Banks process hundreds of pages of pay stubs, W-2s, and bank statements.
Not all extractors are created equal. When evaluating RPA software for your "RPA extractor" needs, consider the following matrix:
| Feature | Entry-Level (Power Automate) | Enterprise (UiPath / AA) | Specialist (ABBYY / Rossum) | | :--- | :--- | :--- | :--- | | Handwriting Recognition | No | Limited (via AI Center) | Yes | | Table Extraction | Basic (Excel only) | Excellent (Dynamic tables) | Excellent (Nested tables) | | Confidence Scoring | No | Yes (Human-in-the-loop required) | Yes (Auto-validation) | | Latency | Fast (<200ms) | Moderate (500ms) | Slower (2-5s per page) |
Recommendation: Start with the native extractor inside your existing RPA tool (e.g., UiPath's "Data Scraping" wizard). If you are processing more than 5,000 documents a month with high variance, invest in a dedicated IDP engine (like ABBYY FlexiCapture) that integrates with your RPA orchestrator.
Offers flexibility in how data is targeted:
Use this table to document each field you extract:
| Field Name (output) | Source Path (selector / regex / cell) | Data Type | Validation Rule | Fallback Value | |---------------------|----------------------------------------|-----------|----------------|----------------| | InvoiceNumber | //div[@class='inv-num']/text() | String | Not empty | "MISSING" | | DueDate | table row 3, col 2 | Date | yyyy-MM-dd | +30 days from today | | TotalAmount | after "$" until space | Decimal | >0 | 0.0 |
Banks process hundreds of pages of pay stubs, W-2s, and bank statements.

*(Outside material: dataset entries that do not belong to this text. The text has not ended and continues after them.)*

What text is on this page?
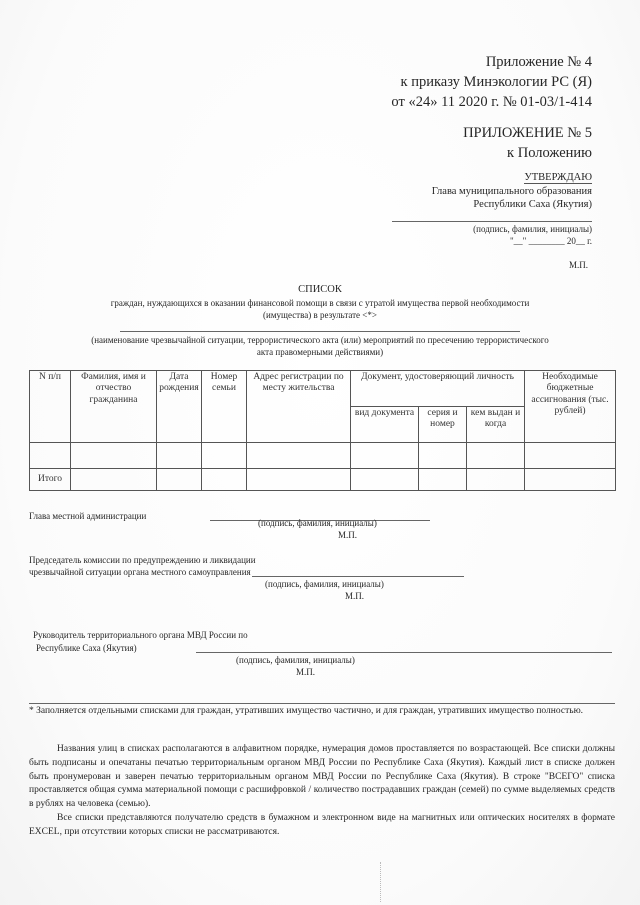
Приложение № 4
к приказу Минэкологии РС (Я)
от «24» 11 2020 г. № 01-03/1-414
ПРИЛОЖЕНИЕ № 5
к Положению
УТВЕРЖДАЮ
Глава муниципального образования
Республики Саха (Якутия)
(подпись, фамилия, инициалы)
"__" ________ 20__ г.
М.П.
СПИСОК
граждан, нуждающихся в оказании финансовой помощи в связи с утратой имущества первой необходимости
(имущества) в результате <*>
(наименование чрезвычайной ситуации, террористического акта (или) мероприятий по пресечению террористического
акта правомерными действиями)
N п/п	Фамилия, имя и отчество гражданина	Дата рождения	Номер семьи	Адрес регистрации по месту жительства	Документ, удостоверяющий личность			Необходимые бюджетные ассигнования (тыс. рублей)
					вид документа	серия и номер	кем выдан и когда	

Итого								
Глава местной администрации
(подпись, фамилия, инициалы)
М.П.
Председатель комиссии по предупреждению и ликвидации
чрезвычайной ситуации органа местного самоуправления
(подпись, фамилия, инициалы)
М.П.
Руководитель территориального органа МВД России по
Республике Саха (Якутия)
(подпись, фамилия, инициалы)
М.П.
* Заполняется отдельными списками для граждан, утративших имущество частично, и для граждан, утративших имущество полностью.
Названия улиц в списках располагаются в алфавитном порядке, нумерация домов проставляется по возрастающей. Все списки должны быть подписаны и опечатаны печатью территориальным органом МВД России по Республике Саха (Якутия). Каждый лист в списке должен быть пронумерован и заверен печатью территориальным органом МВД России по Республике Саха (Якутия). В строке "ВСЕГО" списка проставляется общая сумма материальной помощи с расшифровкой / количество пострадавших граждан (семей) по сумме выделяемых средств в рублях на человека (семью).
Все списки представляются получателю средств в бумажном и электронном виде на магнитных или оптических носителях в формате EXCEL, при отсутствии которых списки не рассматриваются.
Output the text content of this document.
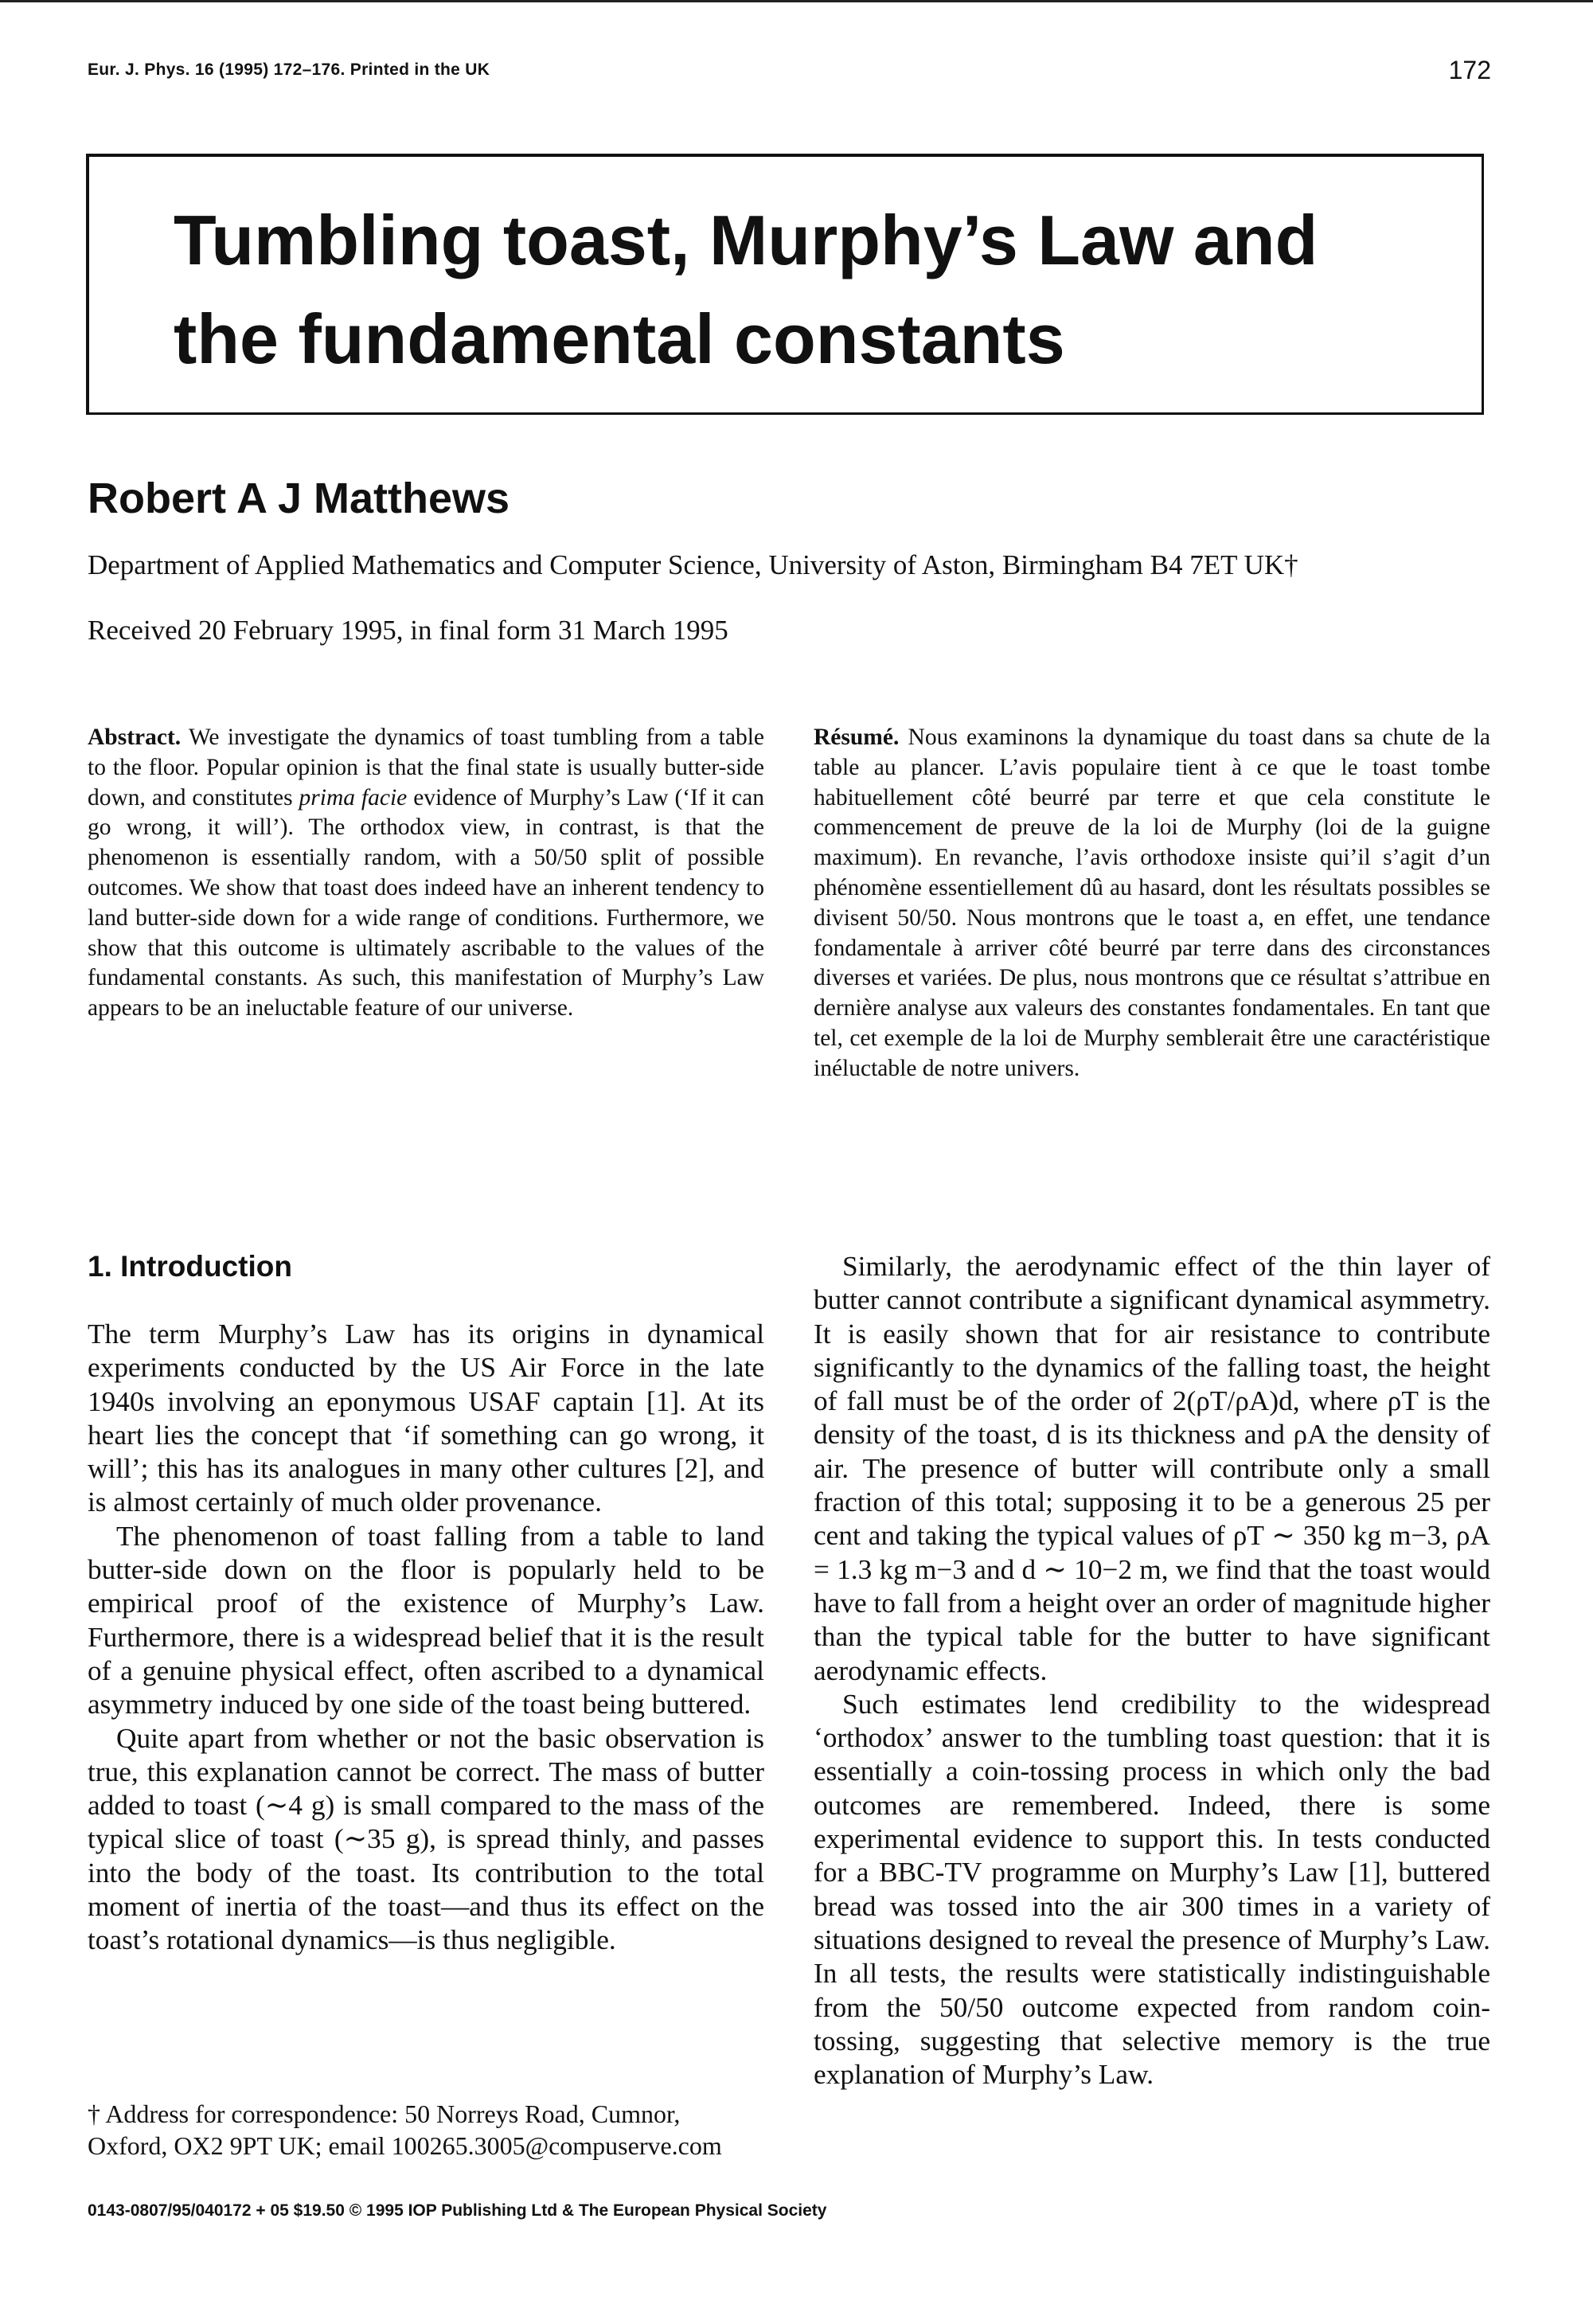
Eur. J. Phys. 16 (1995) 172–176. Printed in the UK	172
Tumbling toast, Murphy’s Law and
the fundamental constants
Robert A J Matthews
Department of Applied Mathematics and Computer Science, University of Aston, Birmingham B4 7ET UK†
Received 20 February 1995, in final form 31 March 1995
Abstract. We investigate the dynamics of toast tumbling from a table to the floor. Popular opinion is that the final state is usually butter-side down, and constitutes prima facie evidence of Murphy’s Law (‘If it can go wrong, it will’). The orthodox view, in contrast, is that the phenomenon is essentially random, with a 50/50 split of possible outcomes. We show that toast does indeed have an inherent tendency to land butter-side down for a wide range of conditions. Furthermore, we show that this outcome is ultimately ascribable to the values of the fundamental constants. As such, this manifestation of Murphy’s Law appears to be an ineluctable feature of our universe.
Résumé. Nous examinons la dynamique du toast dans sa chute de la table au plancer. L’avis populaire tient à ce que le toast tombe habituellement côté beurré par terre et que cela constitute le commencement de preuve de la loi de Murphy (loi de la guigne maximum). En revanche, l’avis orthodoxe insiste qui’il s’agit d’un phénomène essentiellement dû au hasard, dont les résultats possibles se divisent 50/50. Nous montrons que le toast a, en effet, une tendance fondamentale à arriver côté beurré par terre dans des circonstances diverses et variées. De plus, nous montrons que ce résultat s’attribue en dernière analyse aux valeurs des constantes fondamentales. En tant que tel, cet exemple de la loi de Murphy semblerait être une caractéristique inéluctable de notre univers.
1. Introduction

The term Murphy’s Law has its origins in dynamical experiments conducted by the US Air Force in the late 1940s involving an eponymous USAF captain [1]. At its heart lies the concept that ‘if something can go wrong, it will’; this has its analogues in many other cultures [2], and is almost certainly of much older provenance.

The phenomenon of toast falling from a table to land butter-side down on the floor is popularly held to be empirical proof of the existence of Murphy’s Law. Furthermore, there is a widespread belief that it is the result of a genuine physical effect, often ascribed to a dynamical asymmetry induced by one side of the toast being buttered.

Quite apart from whether or not the basic observation is true, this explanation cannot be correct. The mass of butter added to toast (∼4 g) is small compared to the mass of the typical slice of toast (∼35 g), is spread thinly, and passes into the body of the toast. Its contribution to the total moment of inertia of the toast—and thus its effect on the toast’s rotational dynamics—is thus negligible.

Similarly, the aerodynamic effect of the thin layer of butter cannot contribute a significant dynamical asymmetry. It is easily shown that for air resistance to contribute significantly to the dynamics of the falling toast, the height of fall must be of the order of 2(ρT/ρA)d, where ρT is the density of the toast, d is its thickness and ρA the density of air. The presence of butter will contribute only a small fraction of this total; supposing it to be a generous 25 per cent and taking the typical values of ρT ∼ 350 kg m−3, ρA = 1.3 kg m−3 and d ∼ 10−2 m, we find that the toast would have to fall from a height over an order of magnitude higher than the typical table for the butter to have significant aerodynamic effects.

Such estimates lend credibility to the widespread ‘orthodox’ answer to the tumbling toast question: that it is essentially a coin-tossing process in which only the bad outcomes are remembered. Indeed, there is some experimental evidence to support this. In tests conducted for a BBC-TV programme on Murphy’s Law [1], buttered bread was tossed into the air 300 times in a variety of situations designed to reveal the presence of Murphy’s Law. In all tests, the results were statistically indistinguishable from the 50/50 outcome expected from random coin-tossing, suggesting that selective memory is the true explanation of Murphy’s Law.

† Address for correspondence: 50 Norreys Road, Cumnor, Oxford, OX2 9PT UK; email 100265.3005@compuserve.com
0143-0807/95/040172 + 05 $19.50 © 1995 IOP Publishing Ltd & The European Physical Society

Not all extractors are created equal. When evaluating RPA software for your "RPA extractor" needs, consider the following matrix: rpa extractor
| Feature | Entry-Level (Power Automate) | Enterprise (UiPath / AA) | Specialist (ABBYY / Rossum) | | :--- | :--- | :--- | :--- | | Handwriting Recognition | No | Limited (via AI Center) | Yes | | Table Extraction | Basic (Excel only) | Excellent (Dynamic tables) | Excellent (Nested tables) | | Confidence Scoring | No | Yes (Human-in-the-loop required) | Yes (Auto-validation) | | Latency | Fast (<200ms) | Moderate (500ms) | Slower (2-5s per page) | Banks process hundreds of pages of pay stubs,
Recommendation: Start with the native extractor inside your existing RPA tool (e.g., UiPath's "Data Scraping" wizard). If you are processing more than 5,000 documents a month with high variance, invest in a dedicated IDP engine (like ABBYY FlexiCapture) that integrates with your RPA orchestrator. If you are processing more than 5,000 documents
Offers flexibility in how data is targeted:
Use this table to document each field you extract:
| Field Name (output) | Source Path (selector / regex / cell) | Data Type | Validation Rule | Fallback Value | |---------------------|----------------------------------------|-----------|----------------|----------------| | InvoiceNumber | //div[@class='inv-num']/text() | String | Not empty | "MISSING" | | DueDate | table row 3, col 2 | Date | yyyy-MM-dd | +30 days from today | | TotalAmount | after "$" until space | Decimal | >0 | 0.0 |
DataSolid continues to evolve: with a new look, new telephone number and a new extended partner solutions.What remains the same? Our claim to be there for you - personal, technical, reliable.